COMMENT: Editorial; The case for spin doctors

So far the Northern Ireland peace talks have consisted of little more than background briefings and staged publicity of the corniest kind. There is good reason for that.

So far the Northern Ireland peace talks have consisted of little more

than background briefings and staged publicity of the corniest kind.

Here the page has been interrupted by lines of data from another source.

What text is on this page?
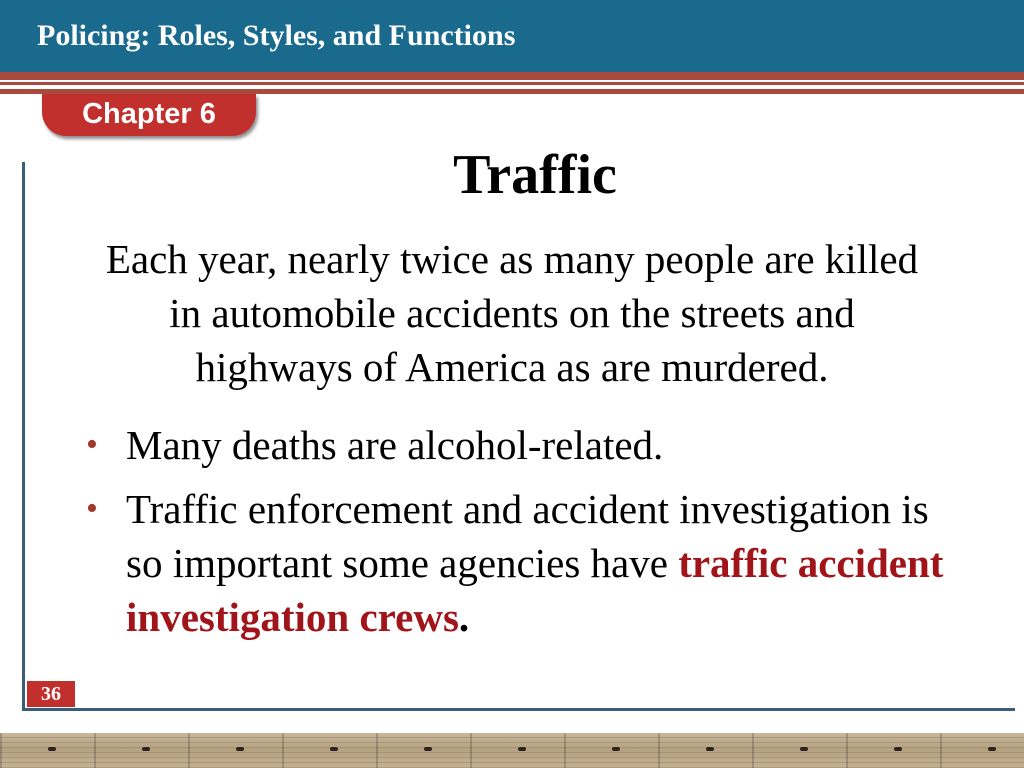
Policing: Roles, Styles, and Functions
Chapter 6
Traffic

Each year, nearly twice as many people are killed in automobile accidents on the streets and highways of America as are murdered.

• Many deaths are alcohol-related.
• Traffic enforcement and accident investigation is so important some agencies have traffic accident investigation crews.
36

There is good reason for that.



The process of negotiation would become impossible to conduct if every

tentative comment and proposal were piped through the distorted

loudspeakers of the media. It needs quiet meetings away from the

pressure to perform for hard line supporters. (Even though the idea of

Ian Paisley having a quiet meeting with anyone sounds frankly

implausible.)



In the same way, the process of background briefing pejoratively

described as ‘spin’ provides a way of communicating ideas and opinions

without entrenching positions.



This week the Radio 4 Today programme has, with knowing irony, been

charting the decline of deference in British society. Ho ho, indeed. Fat

chance of deference showing its face for the 8.15am interview. No

morning is complete without some minister being forced to dance on the

head of a pin. No wonder MPs have become so deft at talking to the media

while saying very little.



Background briefings allow them to test new policies on the public, or

prepare the ground for bad news. It is a useful, but almost universally

loathed mechanism.



Even former Labour communications director Joy Johnson is crusading

against spin. Spin gets in the way of journalists digging for verifiable

facts and on the record quotes, she argues. Why, asks Johnson, do

journalists take it? The answer is because it is bound to consist of

juicier morsels than the meagre official fare. But also because the

briefer speaks with the authority of his master.



Spin may be one-sided, but it is inside information. Without it, and in

the absence of harder facts, journalists might resort to less well

informed sources. In other words the hunger of the media itself

encourages spin. You can’t put the genie back in its box.



Every PR person - and every journalist -knows the value of background

briefings. It is a perfectly proper mechanism for passing on

information, while allowing sources to avoid taking a definitive

position on sensitive matters prematurely.



As always, though, the system is open to abuse. It can also be used for

smearing enemies and spreading misinformation. But there is a built-in

safety valve - the relationship of trust between source and journalist.

You break that by supplying false information at your peril. If your

‘off the record’ briefing could not ultimately be endorsed in public by

your client or boss, you probably shouldn’t give it. For confidential

briefings can also be made very public indeed.